This is an alternative for the one pitch climbs to the right (Howler, etc..). It has 4 pitches on it, the first being the longest and the crux (one move), with 3 other short pitches.

Pitch one: find a slot with a bolt on the left, climb straight up past 3 more bolts, at the 4th bolt move to the right to gain a jug then pull over, then head straight left to a little alcove (big enough for 3). Bolted anchor, 5.10, 120 feet.

Pitch 2: move up the slab above, clipping bolts to a BIG ledge, 60 feet, 5.7.

Pitch 3: Climb a short crumbly crack then step left to a platform, 40 feet, 5.9+.

Pitch 4: climb a shallow crack 5.4 to a final bolt protected move, 5.7, and the anchor bolts, 80 feet.

It's not the best of climbs but it is something different than the normal easy slabs off to the right.

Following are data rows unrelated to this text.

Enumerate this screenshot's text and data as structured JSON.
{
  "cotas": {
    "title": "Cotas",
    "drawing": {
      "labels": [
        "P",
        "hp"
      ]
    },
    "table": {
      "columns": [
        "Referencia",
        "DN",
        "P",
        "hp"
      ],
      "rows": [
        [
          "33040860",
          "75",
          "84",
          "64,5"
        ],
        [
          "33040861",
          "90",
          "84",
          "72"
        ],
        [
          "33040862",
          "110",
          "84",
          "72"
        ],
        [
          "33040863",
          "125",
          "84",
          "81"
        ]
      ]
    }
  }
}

Update from Joel Kennicutt in 2017: you need to put trad on your rack for the first pitch. The third pitch is not 5.7, but a 5.9+ with a terrible start. You need to stand on something to place your first pro. Also, you need to set up your belay stand right after The crack climb. There is no ledge to step on to. Instead it's a roof section with a small section to squeeze alone, don't take large backpacks. The second pitch includes gnarly sloped friction climbing and only includes two bolts probably giving it a PG rating. There's no raps on the route just walk down from the other side of the summit.The route name is unknown which should be changed to find the legitimate name. You will most likely need a decent size rack to send cams .5-3 and nuts, hexes are helpful too. All in all this a fairly decent route.

Location

Look at the beta photo.

Protection

A handful of draws and a small rack up to a #3 for pitch 1 (if you need it), 3, and 4 should be fine.

Photos

dlight
 
dlight  
 
This is a fine route in a great position. Aug 15, 2012
Jake Web
Denver, CO
Jake Web   Denver, CO
This route is called the "Walker-Stull Route," 5.9, in the South Platte Climbing Northern Volume guidebook by Haas, Schneider, and Weinhold.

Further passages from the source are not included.